Connaître les règles

Conseils pour une route plus sûre

 

Bilan de la réglementation et des recommandations pour ne pas conduire sous l'emprise de l'alcool, de drogues ou de médicaments.

Conseils pour savoir reconnaître les signes de la fatigue, gérer ses déplacements sans le téléphone et autres distracteurs.

ALCOOL

En France, il est interdit de conduire avec une alcoolémie supérieure à 0,5 g d’alcool par litre de sang (0,2 g/l pour les permis probatoires).

Détails des sanctions selon le taux d'alcoolémie sur le site de la sécurité routière

DROGUES

La conduite, ou l’accompagnement d’un élève conducteur, après avoir fait usage de substances ou plantes classées comme stupéfiants, est interdite, quelle que soit la quantité absorbée. Attention, les drogues restent présentent dans l'organisme plusieurs jours, même lorsque le consommateur n'en ressent plus les effets.

Vous risquez d’être puni de 2 ans d’emprisonnement, 4 500 € d’amende et la perte de six points du permis de conduire. Ces sanctions sont aggravées lorsque cette infraction est couplée avec l’alcoolémie : les peines sont portées à 3 ans d’emprisonnement et 9 000 € d’amende.

TELEPHONE et ECOUTEURS

L'usage d'un téléphone tenu en main et le port à l’oreille, par le conducteur d’un véhicule en circulation, de tout dispositif susceptible d’émettre du son, à l’exception des appareils électroniques correcteurs de surdité sont interdits.Détails de la mesure sur la page dédiée du site de la sécurité routière.
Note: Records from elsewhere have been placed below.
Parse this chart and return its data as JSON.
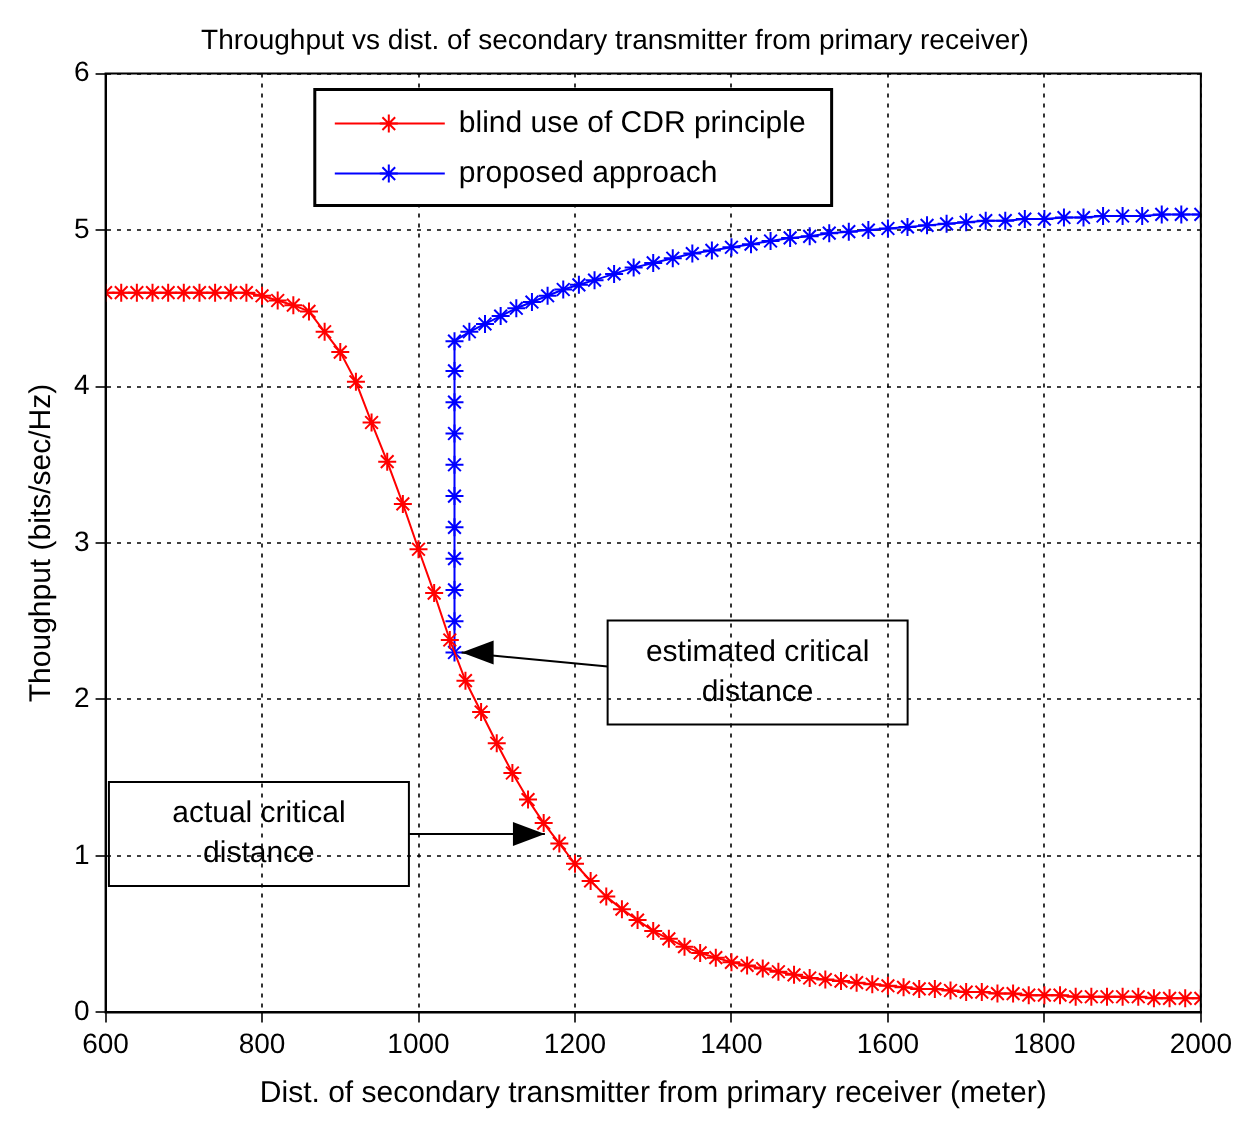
{
  "chart_data": {
    "type": "line",
    "title": "Throughput vs dist. of secondary transmitter from primary receiver)",
    "xlabel": "Dist. of secondary transmitter from primary receiver (meter)",
    "ylabel": "Thoughput (bits/sec/Hz)",
    "xlim": [
      600,
      2000
    ],
    "xticks": [
      600,
      800,
      1000,
      1200,
      1400,
      1600,
      1800,
      2000
    ],
    "ylim": [
      0,
      6
    ],
    "yticks": [
      0,
      1,
      2,
      3,
      4,
      5,
      6
    ],
    "grid": true,
    "legend": "top",
    "marker": "cross",
    "line_style": "solid",
    "series": [
      {
        "name": "blind use of CDR principle",
        "color": "#ff0000",
        "x": [
          600,
          620,
          640,
          660,
          680,
          700,
          720,
          740,
          760,
          780,
          800,
          820,
          840,
          860,
          880,
          900,
          920,
          940,
          960,
          980,
          1000,
          1020,
          1040,
          1060,
          1080,
          1100,
          1120,
          1140,
          1160,
          1180,
          1200,
          1220,
          1240,
          1260,
          1280,
          1300,
          1320,
          1340,
          1360,
          1380,
          1400,
          1420,
          1440,
          1460,
          1480,
          1500,
          1520,
          1540,
          1560,
          1580,
          1600,
          1620,
          1640,
          1660,
          1680,
          1700,
          1720,
          1740,
          1760,
          1780,
          1800,
          1820,
          1840,
          1860,
          1880,
          1900,
          1920,
          1940,
          1960,
          1980,
          2000
        ],
        "values": [
          4.6,
          4.6,
          4.6,
          4.6,
          4.6,
          4.6,
          4.6,
          4.6,
          4.6,
          4.6,
          4.58,
          4.55,
          4.52,
          4.48,
          4.35,
          4.22,
          4.03,
          3.77,
          3.52,
          3.25,
          2.96,
          2.68,
          2.38,
          2.12,
          1.92,
          1.72,
          1.53,
          1.36,
          1.21,
          1.08,
          0.95,
          0.84,
          0.74,
          0.66,
          0.59,
          0.52,
          0.47,
          0.42,
          0.38,
          0.35,
          0.32,
          0.3,
          0.28,
          0.26,
          0.24,
          0.22,
          0.21,
          0.2,
          0.19,
          0.18,
          0.17,
          0.16,
          0.15,
          0.15,
          0.14,
          0.13,
          0.13,
          0.12,
          0.12,
          0.11,
          0.11,
          0.11,
          0.1,
          0.1,
          0.1,
          0.1,
          0.1,
          0.09,
          0.09,
          0.09,
          0.09
        ]
      },
      {
        "name": "proposed approach",
        "color": "#0000ff",
        "x": [
          1046,
          1046,
          1046,
          1046,
          1046,
          1046,
          1046,
          1046,
          1046,
          1046,
          1046,
          1065,
          1085,
          1105,
          1125,
          1145,
          1165,
          1185,
          1205,
          1225,
          1250,
          1275,
          1300,
          1325,
          1350,
          1375,
          1400,
          1425,
          1450,
          1475,
          1500,
          1525,
          1550,
          1575,
          1600,
          1625,
          1650,
          1675,
          1700,
          1725,
          1750,
          1775,
          1800,
          1825,
          1850,
          1875,
          1900,
          1925,
          1950,
          1975,
          2000
        ],
        "values": [
          2.3,
          2.5,
          2.7,
          2.9,
          3.1,
          3.3,
          3.5,
          3.7,
          3.9,
          4.1,
          4.29,
          4.35,
          4.4,
          4.45,
          4.5,
          4.54,
          4.58,
          4.62,
          4.65,
          4.68,
          4.72,
          4.76,
          4.79,
          4.82,
          4.85,
          4.87,
          4.89,
          4.91,
          4.93,
          4.95,
          4.96,
          4.98,
          4.99,
          5.0,
          5.01,
          5.02,
          5.03,
          5.04,
          5.05,
          5.06,
          5.06,
          5.07,
          5.07,
          5.08,
          5.08,
          5.09,
          5.09,
          5.09,
          5.1,
          5.1,
          5.1
        ]
      }
    ],
    "annotations": [
      {
        "text": "estimated critical distance",
        "x": 1050,
        "y": 2.3
      },
      "actual critical distance"
    ]
  }
}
En cas d'infraction, le contrevenant encourt une amende forfaitaire de 135 €  et le retrait de 3 points du permis de conduire.

Au-delà des appels téléphoniques, tout usage au volant d'un téléphone représente un réel danger. Impossible en effet de regarder simultanément la route et l’écran de son smartphone. Le meilleur moyen de ne pas être tenté et de couper le son et de ranger l'appareil hors de portée : un appel peut toujours attendre.

FATIGUE et SOMNOLENCE

La fatigue présente une difficulté à se concentrer, la somnolence une difficulté à rester éveillé.Les causes sont multiples, souvent liées au rythme de vie, parfois à l'état de santé. 

Les pratiques à privilégier sont :

  • Une conduite coupée de pauses, au moins toutes les 2 heures !
  • Prendre la route après avoir pris du repos, idéalement après une nuit de sommeil réparateur et ne pas se lever à une heure inhabituelle.
  • Conduire en respectant les limitations de vitesse et les distances de sécurité
  • Vérifier qu'aucun médicament absorbé, même la veille, n'implique des effets de somnolence. En France, plus d’un tiers des médicaments commercialisés sont munis d’un pictogramme mentionnant leur dangerosité potentielle en matière de conduite.

Voir la campagne fatigue et somnolence 

MEDICAMENTS

Tout comme l'alcool et les drogues, certains médicaments peuvent altérer nos facultés pour conduire.

L'agence nationale de sécurité du médicaments (ANSM) en partenariat avec la sécurité routière appelle tous les usagers de la route, ainsi que les professionnels de santé à la vigilance, en rappelant la présence des trois pictogrammes d'alerte sur les médicaments. En cas de doute, parlez-en à votre pharmacien.